For fans of: The female gaze
Why you should care: Jiyoung Lee’s feature explores an issue that seems to be heretofore unveiled, which is the needs of female wanting to exploit and objectify a man. Perhaps far more surprising is that the titular Female Pervert, Phoebe, (Jennifer Lee), a video-game designer, is Asian. Female desire seen through the lens of an Asian woman is a far from being fertile subject in contemporary film, to say the least While the trailer for the film hints at the theme of the movie, (a woman wants to use a dildo on a man, and proceeds to mount it on a Theremin), it is actually quite different, and features a later sequence that is as profound as it is unexpected.

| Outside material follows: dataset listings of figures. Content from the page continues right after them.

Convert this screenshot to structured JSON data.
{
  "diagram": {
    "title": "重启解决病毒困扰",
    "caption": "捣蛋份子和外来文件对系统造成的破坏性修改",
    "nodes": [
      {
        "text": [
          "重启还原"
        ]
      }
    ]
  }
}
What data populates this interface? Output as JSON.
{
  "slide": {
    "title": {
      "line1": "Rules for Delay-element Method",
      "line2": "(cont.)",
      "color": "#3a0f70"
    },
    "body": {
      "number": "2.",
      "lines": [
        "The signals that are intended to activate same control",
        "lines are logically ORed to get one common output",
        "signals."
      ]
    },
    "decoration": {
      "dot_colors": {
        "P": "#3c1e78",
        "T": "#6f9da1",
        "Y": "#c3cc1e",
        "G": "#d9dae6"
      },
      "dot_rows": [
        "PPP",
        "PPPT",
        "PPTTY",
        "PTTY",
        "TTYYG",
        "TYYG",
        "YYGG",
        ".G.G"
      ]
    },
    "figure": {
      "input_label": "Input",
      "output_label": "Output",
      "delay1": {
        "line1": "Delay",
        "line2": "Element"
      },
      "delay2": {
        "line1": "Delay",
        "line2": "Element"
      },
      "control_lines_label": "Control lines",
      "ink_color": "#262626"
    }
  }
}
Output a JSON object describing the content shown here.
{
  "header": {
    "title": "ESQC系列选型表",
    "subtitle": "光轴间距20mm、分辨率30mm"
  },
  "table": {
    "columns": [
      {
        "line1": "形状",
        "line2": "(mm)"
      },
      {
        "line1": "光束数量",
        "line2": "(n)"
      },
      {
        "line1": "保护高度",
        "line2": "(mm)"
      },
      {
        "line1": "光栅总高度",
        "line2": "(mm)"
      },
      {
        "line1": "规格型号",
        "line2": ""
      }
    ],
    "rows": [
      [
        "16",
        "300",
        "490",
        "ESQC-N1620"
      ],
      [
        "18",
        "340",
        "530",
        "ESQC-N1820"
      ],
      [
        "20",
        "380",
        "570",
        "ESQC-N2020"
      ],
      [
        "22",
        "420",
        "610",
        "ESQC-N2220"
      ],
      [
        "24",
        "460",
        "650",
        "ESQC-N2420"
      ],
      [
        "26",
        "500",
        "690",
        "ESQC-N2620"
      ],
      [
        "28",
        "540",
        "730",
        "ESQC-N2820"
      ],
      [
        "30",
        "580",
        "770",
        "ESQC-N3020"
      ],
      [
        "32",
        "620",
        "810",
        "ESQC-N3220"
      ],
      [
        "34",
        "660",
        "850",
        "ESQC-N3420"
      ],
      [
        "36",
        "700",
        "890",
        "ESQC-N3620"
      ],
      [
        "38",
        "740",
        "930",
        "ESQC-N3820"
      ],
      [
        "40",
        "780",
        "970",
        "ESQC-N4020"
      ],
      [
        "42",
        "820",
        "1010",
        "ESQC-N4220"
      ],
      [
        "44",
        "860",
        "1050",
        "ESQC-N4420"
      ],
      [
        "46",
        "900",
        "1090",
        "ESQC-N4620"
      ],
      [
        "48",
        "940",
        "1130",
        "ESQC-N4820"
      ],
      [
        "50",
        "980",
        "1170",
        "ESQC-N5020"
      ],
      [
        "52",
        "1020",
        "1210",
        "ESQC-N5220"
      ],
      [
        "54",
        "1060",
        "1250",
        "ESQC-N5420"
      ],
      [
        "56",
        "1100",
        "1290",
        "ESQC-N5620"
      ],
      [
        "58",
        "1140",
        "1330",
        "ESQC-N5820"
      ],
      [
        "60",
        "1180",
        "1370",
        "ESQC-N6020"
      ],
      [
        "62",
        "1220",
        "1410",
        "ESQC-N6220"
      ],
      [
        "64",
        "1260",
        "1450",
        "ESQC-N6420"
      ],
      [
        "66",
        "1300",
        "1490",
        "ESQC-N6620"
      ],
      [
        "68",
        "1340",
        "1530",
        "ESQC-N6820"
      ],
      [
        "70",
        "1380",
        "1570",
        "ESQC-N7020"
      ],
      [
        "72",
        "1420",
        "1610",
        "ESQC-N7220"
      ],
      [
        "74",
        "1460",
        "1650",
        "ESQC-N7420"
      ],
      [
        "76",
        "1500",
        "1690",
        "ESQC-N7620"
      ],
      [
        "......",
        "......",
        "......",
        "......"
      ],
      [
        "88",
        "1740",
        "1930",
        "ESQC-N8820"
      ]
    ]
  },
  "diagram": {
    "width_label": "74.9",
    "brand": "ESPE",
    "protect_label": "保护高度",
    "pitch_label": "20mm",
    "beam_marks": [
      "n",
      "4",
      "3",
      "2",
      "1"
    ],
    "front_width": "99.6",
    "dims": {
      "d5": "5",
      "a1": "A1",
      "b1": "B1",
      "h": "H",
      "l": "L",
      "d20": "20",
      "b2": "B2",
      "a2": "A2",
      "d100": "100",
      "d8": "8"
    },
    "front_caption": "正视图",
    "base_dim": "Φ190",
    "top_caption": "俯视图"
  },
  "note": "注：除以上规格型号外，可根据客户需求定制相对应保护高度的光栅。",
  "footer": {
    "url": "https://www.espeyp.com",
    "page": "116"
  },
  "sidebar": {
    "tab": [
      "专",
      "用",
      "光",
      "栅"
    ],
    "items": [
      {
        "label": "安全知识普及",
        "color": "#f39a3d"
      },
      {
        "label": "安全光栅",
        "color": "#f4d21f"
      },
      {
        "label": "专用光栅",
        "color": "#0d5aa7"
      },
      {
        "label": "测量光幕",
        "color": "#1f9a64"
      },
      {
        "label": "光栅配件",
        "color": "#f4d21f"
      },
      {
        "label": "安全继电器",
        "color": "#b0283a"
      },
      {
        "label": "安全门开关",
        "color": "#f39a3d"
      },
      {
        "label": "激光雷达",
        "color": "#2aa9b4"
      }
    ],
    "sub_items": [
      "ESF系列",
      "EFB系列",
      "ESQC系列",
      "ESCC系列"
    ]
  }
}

Yosemite (Closing Night Film)
For fans of: James Franco, Palo Alto, Literary Fiction
Why you should care: Gabrielle Demeestere a classmate of James Franco at NYU, (yes, this is how they met), films a work based upon two short stories from Franco’s book, Palo Alto. While Gia Coppola’s film focused upon teenagers, the protagonists here, Chris, Joe and Ted, (Everett Meckler, Alec Mansky and Calum John) are much younger. The shifting perspectives and eight bit video game motif commences with a trip to Yosemite, featuring Franco in a role based on his father, but on its return to civilization, Yosemite becomes a moving coming of age story, with threats of the human and animal variety, a brilliantly-shot, perfect conclusion to the festival.
Slamdance runs from January 23rd to January 29th at the Treasure Mountain Inn in Park City, Utah.